Dr Sue Black’s first book All That Remains, which detailed her career as a forensic anthropologist was a tour-de-force. Not only did we get to hear about cases she had worked on, ranging from dismembered bodies, to identifying the dead in mass graves, but she also opened up about death. Dr Black is in a unique position, having spent her adult life working with death, to talk about this subject that is still taboo for many. On finishing the book I found myself feeling quite differently about death, and viewing it more as an essential part of life than something to be feared. In her second book, Written in Bone, released on the 10th June, is constructed in a similar vein with remembrances of a variety of criminal cases she has worked on, hooked around the central conceit of touring around the skeleton.
Before we move on to the details it is important to ask a question. Is this really true crime? I suppose that it depends greatly on how narrow or broad a definition of true crime you like to entertain. If you want straight narrative storytelling, about a specific, or series of specific crimes, which most likely are linked by the perpetrators, then no this isn’t true crime. I am never a fan of being too prescriptive about the boundaries of genre, mainly because some of the most interesting books are exactly those that play with those boundaries, and leave them mailable. So I take a wide view of what can be true crime, and what is not. For me Black’s work part memoire, part instruction book, and part true crime, and it’s inability to be easily pigeon-holed, to slip so elegantly between man-made terms which mainly serve marketing purposes, is just one more thing to highly recommend it.

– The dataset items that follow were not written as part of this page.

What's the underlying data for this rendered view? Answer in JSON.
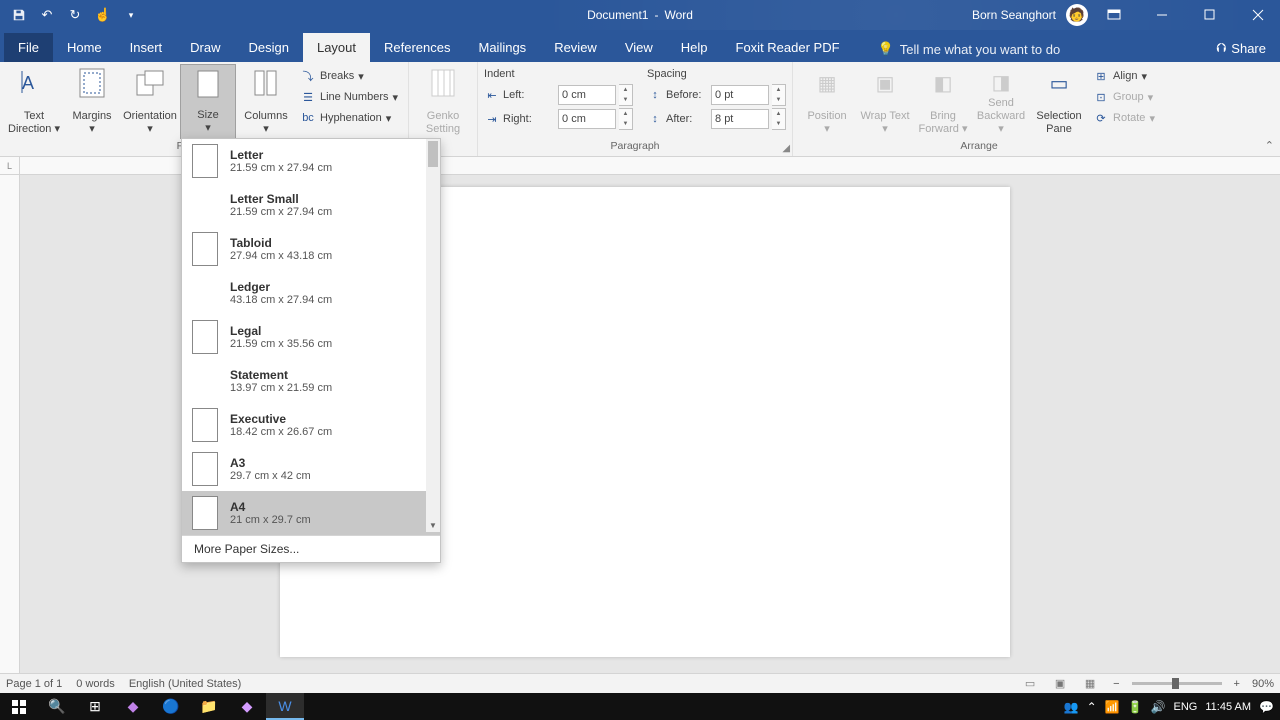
{
  "title": {
    "doc": "Document1",
    "sep": "-",
    "app": "Word"
  },
  "user": "Born Seanghort",
  "tabs": [
    "File",
    "Home",
    "Insert",
    "Draw",
    "Design",
    "Layout",
    "References",
    "Mailings",
    "Review",
    "View",
    "Help",
    "Foxit Reader PDF"
  ],
  "active_tab": "Layout",
  "tell_me": "Tell me what you want to do",
  "share": "Share",
  "ribbon": {
    "page_setup": {
      "label": "Page Setup",
      "text_direction": "Text Direction",
      "margins": "Margins",
      "orientation": "Orientation",
      "size": "Size",
      "columns": "Columns",
      "breaks": "Breaks",
      "line_numbers": "Line Numbers",
      "hyphenation": "Hyphenation"
    },
    "genko": {
      "label": "Genko Setting"
    },
    "paragraph": {
      "label": "Paragraph",
      "indent": "Indent",
      "left": "Left:",
      "right": "Right:",
      "left_val": "0 cm",
      "right_val": "0 cm",
      "spacing": "Spacing",
      "before": "Before:",
      "after": "After:",
      "before_val": "0 pt",
      "after_val": "8 pt"
    },
    "arrange": {
      "label": "Arrange",
      "position": "Position",
      "wrap": "Wrap Text",
      "bring": "Bring Forward",
      "send": "Send Backward",
      "selection": "Selection Pane",
      "align": "Align",
      "group": "Group",
      "rotate": "Rotate"
    }
  },
  "size_menu": {
    "items": [
      {
        "name": "Letter",
        "dim": "21.59 cm x 27.94 cm",
        "icon": true
      },
      {
        "name": "Letter Small",
        "dim": "21.59 cm x 27.94 cm",
        "icon": false
      },
      {
        "name": "Tabloid",
        "dim": "27.94 cm x 43.18 cm",
        "icon": true
      },
      {
        "name": "Ledger",
        "dim": "43.18 cm x 27.94 cm",
        "icon": false
      },
      {
        "name": "Legal",
        "dim": "21.59 cm x 35.56 cm",
        "icon": true
      },
      {
        "name": "Statement",
        "dim": "13.97 cm x 21.59 cm",
        "icon": false
      },
      {
        "name": "Executive",
        "dim": "18.42 cm x 26.67 cm",
        "icon": true
      },
      {
        "name": "A3",
        "dim": "29.7 cm x 42 cm",
        "icon": true
      },
      {
        "name": "A4",
        "dim": "21 cm x 29.7 cm",
        "icon": true
      }
    ],
    "selected": "A4",
    "more": "More Paper Sizes..."
  },
  "status": {
    "page": "Page 1 of 1",
    "words": "0 words",
    "lang": "English (United States)",
    "zoom": "90%"
  },
  "tray": {
    "lang": "ENG",
    "time": "11:45 AM"
  }
}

I have never thought much about my skeleton, but having read from my head to my toes, I feel like again, her writing has changed my relationship with myself. The skull is phenomenal, ribs are fascinating, feet really are a miracle and harris lines… Oh, the harris lines are profound, and tragic, and sad, in their healing Black exposes the kind of painful beauty that reveals the human condition and which is mainly found in poetry.
It is a sign that Black is a talented writer, not just scientist, that she can translated these parts of ourselves, that literally no one ever wants to see, into not just a compelling read but an education tool that reframes our internal world. She opens up her thoughts and experiences for us to inspect, and we find in her a gentle humanity, quiet acceptance, and a kindness and respect for the dead that brooks no fear, and tells only truth.
I was pleased to hear that the good Doctor has recently been made a Dame, for her services to science. And while I in no way want to diminish those accomplishments, she has also done as great a service in helping us all to see ourselves and others with new eyes.